Long:
I'm sending messages on a channel at 100 Hz from a C process to other
C processes, as well as a python GUI. It is perfectly acceptable for
the python GUI to drop packets; only ~20 Hz is probably necessary for
a smooth display. However, at speeds above ~40Hz, the GUI begins to
lag more and more (presumably as a buffer begins to fill up), and
eventually display lcm warnings about dropping packets. Furthermore,
this occurs whether the message handling function takes some action
(i.e., assigns part of the message to a variable), or simply calls
"pass", and does nothing.
I was hoping there was a way to force the buffer size to be very small
on an lcm object (or a single lcm subscription), as it would seem that
just the underlying lcm code required to parse this message before
calling the handler is too slow. I would be happy to drop packets,
but can't find a way to do this in the examples or documentation. Is
there something simple I'm missing? I'd rather not set this for all
of the processes that are running lcm, so changing interface
properties could alleviate the problem I'm experienced, but would not
be preferred.
Any suggestions would be helpful. The only thoughts I've had so far are to
1) Reduce the buffer size (the preferred solution)

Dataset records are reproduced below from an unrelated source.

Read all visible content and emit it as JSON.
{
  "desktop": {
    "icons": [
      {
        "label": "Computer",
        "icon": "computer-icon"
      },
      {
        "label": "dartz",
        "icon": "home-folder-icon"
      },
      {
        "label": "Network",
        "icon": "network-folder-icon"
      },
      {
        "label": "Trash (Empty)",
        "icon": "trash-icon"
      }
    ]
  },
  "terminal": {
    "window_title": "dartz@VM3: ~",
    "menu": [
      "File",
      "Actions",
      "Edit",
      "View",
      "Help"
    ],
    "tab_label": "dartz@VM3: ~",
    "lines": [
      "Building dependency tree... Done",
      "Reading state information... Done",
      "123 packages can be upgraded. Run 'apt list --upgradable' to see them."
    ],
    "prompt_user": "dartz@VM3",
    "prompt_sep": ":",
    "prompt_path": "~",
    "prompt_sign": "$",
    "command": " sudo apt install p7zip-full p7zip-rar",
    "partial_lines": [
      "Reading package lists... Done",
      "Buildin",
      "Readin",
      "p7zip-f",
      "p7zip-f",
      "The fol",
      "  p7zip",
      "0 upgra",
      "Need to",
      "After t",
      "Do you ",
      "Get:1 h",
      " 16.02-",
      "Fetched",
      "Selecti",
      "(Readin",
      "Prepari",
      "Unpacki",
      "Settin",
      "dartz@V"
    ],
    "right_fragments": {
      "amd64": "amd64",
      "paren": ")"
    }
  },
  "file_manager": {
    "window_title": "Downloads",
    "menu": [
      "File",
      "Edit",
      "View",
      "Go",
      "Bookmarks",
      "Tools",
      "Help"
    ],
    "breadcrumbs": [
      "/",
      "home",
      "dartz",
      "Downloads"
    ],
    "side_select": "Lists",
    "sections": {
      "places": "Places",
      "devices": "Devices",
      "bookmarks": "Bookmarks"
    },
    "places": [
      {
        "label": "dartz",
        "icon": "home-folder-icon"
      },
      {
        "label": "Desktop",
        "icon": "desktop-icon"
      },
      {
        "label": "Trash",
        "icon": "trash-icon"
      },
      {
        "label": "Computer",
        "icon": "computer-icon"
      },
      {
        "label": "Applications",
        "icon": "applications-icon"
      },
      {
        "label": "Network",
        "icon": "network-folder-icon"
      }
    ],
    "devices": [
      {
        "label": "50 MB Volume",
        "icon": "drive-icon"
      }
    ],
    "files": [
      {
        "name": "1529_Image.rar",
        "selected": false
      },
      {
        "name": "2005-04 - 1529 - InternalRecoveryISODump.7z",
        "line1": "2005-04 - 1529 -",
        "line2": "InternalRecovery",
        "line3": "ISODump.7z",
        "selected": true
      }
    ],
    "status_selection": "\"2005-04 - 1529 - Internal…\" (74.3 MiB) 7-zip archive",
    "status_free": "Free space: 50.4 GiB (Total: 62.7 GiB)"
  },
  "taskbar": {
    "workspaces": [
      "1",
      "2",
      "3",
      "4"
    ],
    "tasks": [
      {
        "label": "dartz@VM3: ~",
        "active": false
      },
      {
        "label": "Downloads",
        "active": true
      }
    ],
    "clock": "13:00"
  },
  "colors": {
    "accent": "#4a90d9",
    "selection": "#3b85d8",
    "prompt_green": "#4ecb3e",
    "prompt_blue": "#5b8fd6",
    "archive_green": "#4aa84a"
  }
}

2) Try to write the message handling in C, called from python (this
involves more hacking into lcm guts than I'd prefer)
3) Write a "go between" program (in C) that reduces the frequency of
messages on this channel, and republishes them on a separate channel
for the Python GUI process to subscribe to (this seems like a hack
that introduces its own system dependencies in terms of necessary
rate)
Thanks!
--Matt
You might be interested in the "buffers" branch, which does what
you're asking for. I'm planning on merging this into trunk in a few
weeks.
It's currently in svn in "branches/buffers"
You'd use it like:
import lcm
def message_handler(channel, data):
# do something with the message
pass
comms = lcm.LCM()
subscription = comms.subscribe("MYCHANNEL", message_handler)
subscription.set_queue_capacity(10)
=====
The last line is what's new, and sets a per-subscription limit on the
number of messages queued up. I haven't had a chance to test it
thoroughly, but it should hopefully do what you're looking for. If
you do try it, please let me know how it goes.